First off, congrats to J.P.! You can read all about him in Isabelle’s excellent 40 in 25 piece from a few weeks ago, but we’re only a few years removed from Crawford being a post-hype prospect with significant questions about whether he could hit major league pitching. The 27 year old scuffled with the Phillies and even struggled with the bat during his first two seasons as a Mariner, posting wRC+ of 87 and 95, respectively.
But there were undeniably signs of improvement, cutting his strikeout rate from 26.8% in his sophomore campaign to 21.0% in his first season with the Mariners and 16.8% in 2020. And he flashed the leather throughout, including one of the most spectacular throws I’ve ever seen live:
In 2021, Crawford finally hit his stride. He bumped his batting average up to .273 while also showing some pop, giving him an above-average wRC+ for the first time in his career. That success is what the Mariners are betting on in this contract, which buys out three years of arbitration (With three years and 163 days of service time, Crawford was first eligible for arbitration last year and would have hit free agency in 2025, since the Mariners kept him down in AAA for just long enough in 2019.)

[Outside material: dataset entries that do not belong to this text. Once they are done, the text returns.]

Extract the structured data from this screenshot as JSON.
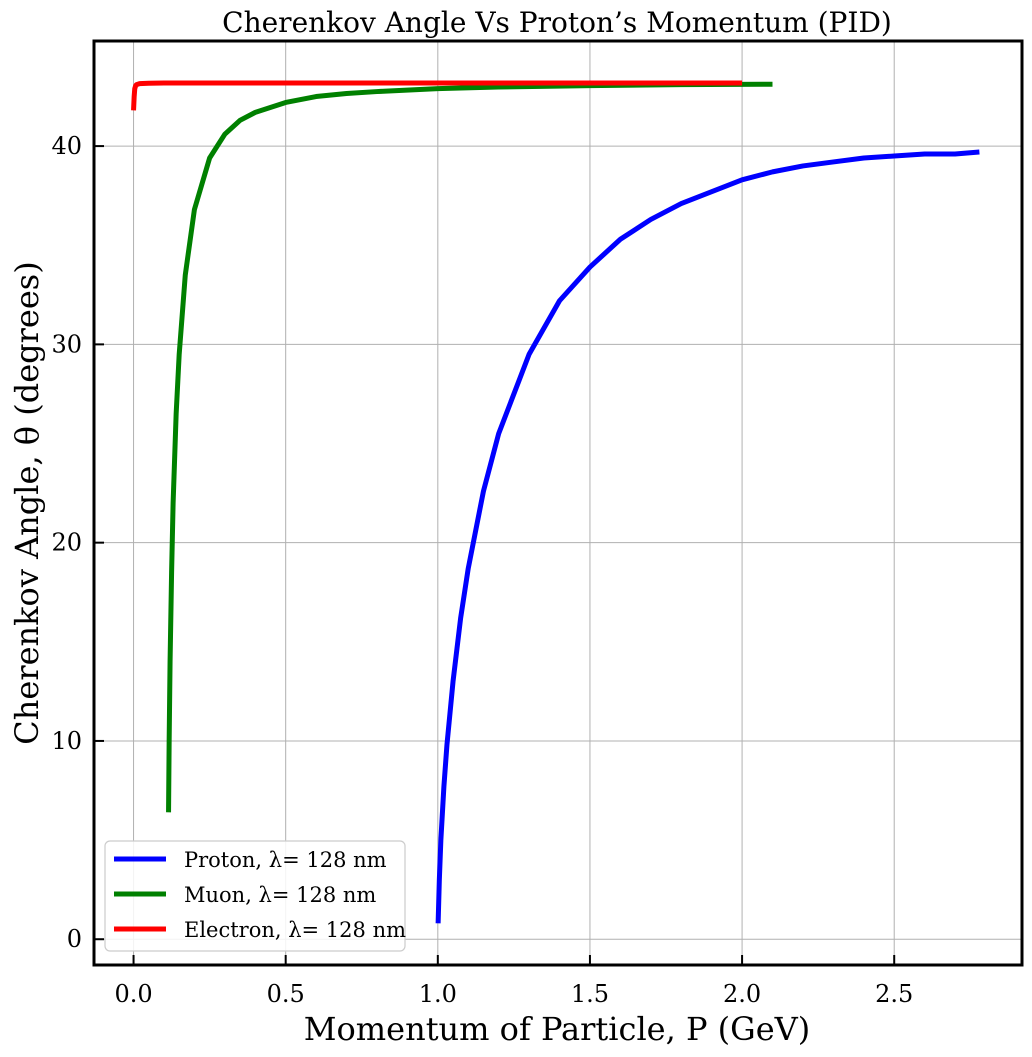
{
  "chart_data": {
    "type": "line",
    "title": "Cherenkov Angle Vs Proton’s Momentum (PID)",
    "xlabel": "Momentum of Particle, P (GeV)",
    "ylabel": "Cherenkov Angle, θ (degrees)",
    "xlim": [
      -0.13,
      2.92
    ],
    "ylim": [
      -1.3,
      45.3
    ],
    "xticks": [
      0.0,
      0.5,
      1.0,
      1.5,
      2.0,
      2.5
    ],
    "xtick_labels": [
      "0.0",
      "0.5",
      "1.0",
      "1.5",
      "2.0",
      "2.5"
    ],
    "yticks": [
      0,
      10,
      20,
      30,
      40
    ],
    "ytick_labels": [
      "0",
      "10",
      "20",
      "30",
      "40"
    ],
    "grid": true,
    "legend_position": "lower-left",
    "series": [
      {
        "name": "Proton, λ= 128 nm",
        "color": "#0000ff",
        "x": [
          1.001,
          1.005,
          1.01,
          1.02,
          1.03,
          1.05,
          1.075,
          1.1,
          1.15,
          1.2,
          1.3,
          1.4,
          1.5,
          1.6,
          1.7,
          1.8,
          1.9,
          2.0,
          2.1,
          2.2,
          2.3,
          2.4,
          2.5,
          2.6,
          2.7,
          2.78
        ],
        "y": [
          0.8,
          3.0,
          5.0,
          7.7,
          9.8,
          13.0,
          16.2,
          18.7,
          22.6,
          25.5,
          29.5,
          32.2,
          33.9,
          35.3,
          36.3,
          37.1,
          37.7,
          38.3,
          38.7,
          39.0,
          39.2,
          39.4,
          39.5,
          39.6,
          39.6,
          39.7
        ]
      },
      {
        "name": "Muon, λ= 128 nm",
        "color": "#008000",
        "x": [
          0.115,
          0.117,
          0.12,
          0.125,
          0.13,
          0.14,
          0.15,
          0.17,
          0.2,
          0.25,
          0.3,
          0.35,
          0.4,
          0.5,
          0.6,
          0.7,
          0.8,
          1.0,
          1.2,
          1.5,
          1.8,
          2.1
        ],
        "y": [
          6.4,
          10.0,
          14.0,
          18.5,
          22.0,
          26.5,
          29.5,
          33.5,
          36.8,
          39.4,
          40.6,
          41.3,
          41.7,
          42.2,
          42.5,
          42.65,
          42.75,
          42.9,
          42.98,
          43.05,
          43.1,
          43.12
        ]
      },
      {
        "name": "Electron, λ= 128 nm",
        "color": "#ff0000",
        "x": [
          0.0,
          0.002,
          0.004,
          0.007,
          0.01,
          0.02,
          0.05,
          0.1,
          0.5,
          1.0,
          1.5,
          2.0
        ],
        "y": [
          41.8,
          42.5,
          42.9,
          43.05,
          43.1,
          43.15,
          43.17,
          43.18,
          43.18,
          43.18,
          43.18,
          43.18
        ]
      }
    ]
  }
}
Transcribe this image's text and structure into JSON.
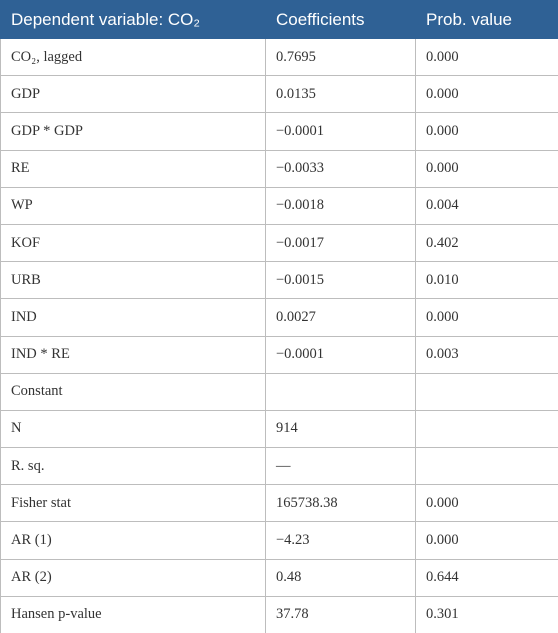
{
  "table": {
    "header": [
      "Dependent variable: CO₂",
      "Coefficients",
      "Prob. value"
    ],
    "rows": [
      [
        "CO₂, lagged",
        "0.7695",
        "0.000"
      ],
      [
        "GDP",
        "0.0135",
        "0.000"
      ],
      [
        "GDP * GDP",
        "−0.0001",
        "0.000"
      ],
      [
        "RE",
        "−0.0033",
        "0.000"
      ],
      [
        "WP",
        "−0.0018",
        "0.004"
      ],
      [
        "KOF",
        "−0.0017",
        "0.402"
      ],
      [
        "URB",
        "−0.0015",
        "0.010"
      ],
      [
        "IND",
        "0.0027",
        "0.000"
      ],
      [
        "IND * RE",
        "−0.0001",
        "0.003"
      ],
      [
        "Constant",
        null,
        null
      ],
      [
        "N",
        "914",
        null
      ],
      [
        "R. sq.",
        "—",
        null
      ],
      [
        "Fisher stat",
        "165738.38",
        "0.000"
      ],
      [
        "AR (1)",
        "−4.23",
        "0.000"
      ],
      [
        "AR (2)",
        "0.48",
        "0.644"
      ],
      [
        "Hansen p-value",
        "37.78",
        "0.301"
      ]
    ]
  }
}
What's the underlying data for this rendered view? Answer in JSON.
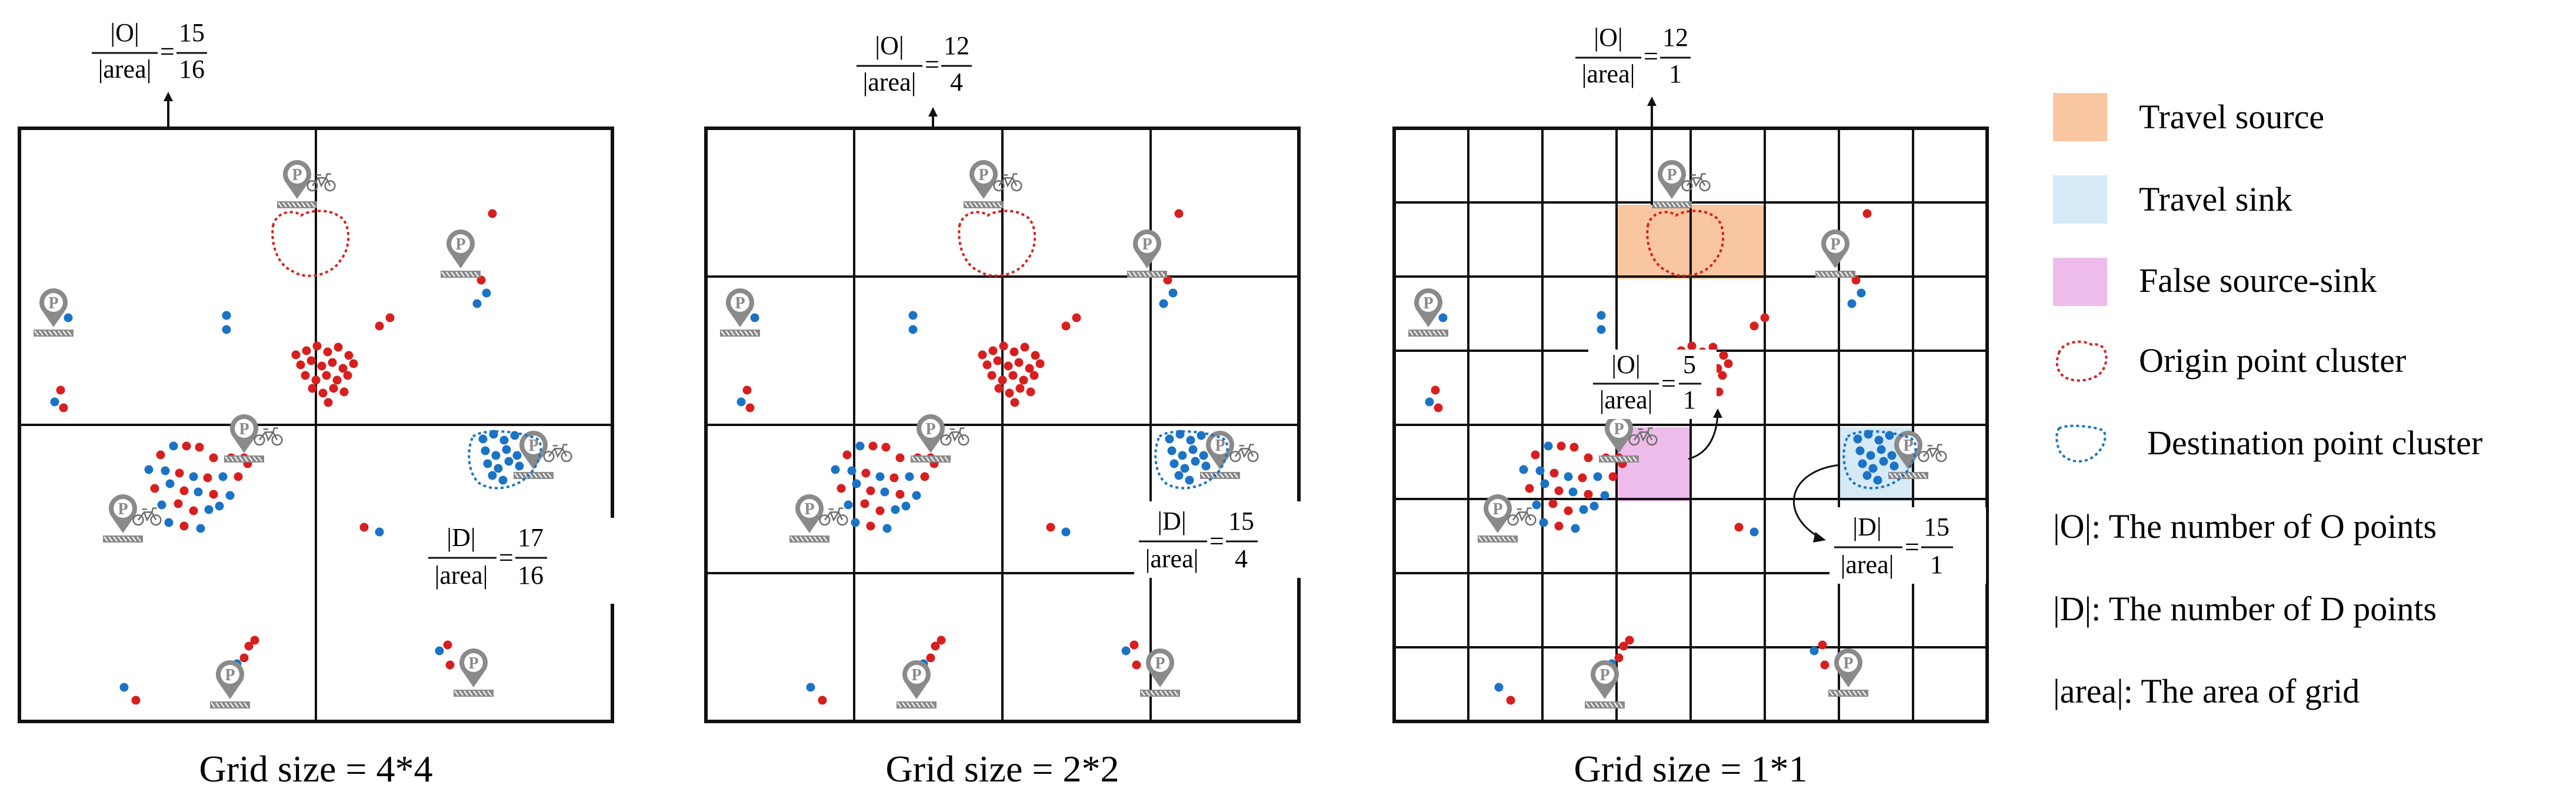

The contract is front-loaded, so instead of the $4.85m deal that the two sides had agreed on in arbitration, Crawford will make $10m this season ($5m salary and a $5m signing bonus — Happy Opening Day indeed!). I imagine his arbitration figure would likely have been something around $7-9m each of the next two years, so the Mariners are likely spending a bit more in 2023 and 2024 to keep him around in ‘25 and ‘26. They’re also using some of the money they had earmarked for 2022 free agents in this deal.
Per Jon Heyman, it seems that Crawford also negotiated a full no-trade clause this year:
JP Crawford $51M, 5-year Mariners extension contains no option years, full no-trade in 1st year, 5 team protection after that with $1M bonus with each trade. Pay is $10M first 4 years, $11M last year. 1st year is $5M signing bonus and $5M salary @JeffPassan 1st
— Jon Heyman (@JonHeyman) April 8, 2022
With news of the Crawford extension, one has to wonder if we’ll get any other late-breaking extension news before first pitch this afternoon. Mitch Haniger, Logan Gilbert, and Julio Rodríguez are some of the most obvious candidates, but the Evan White news surprised us all a few years ago, and perhaps Jerry has a rabbit up his sleeve.
Regardless, this deal preserves financial flexibility down the road (which, it should be noted, does not earn you extra wins in the standings) and gives J.P. significant security. It seems that the Mariners have, indeed, found their shortstop of the future and the present.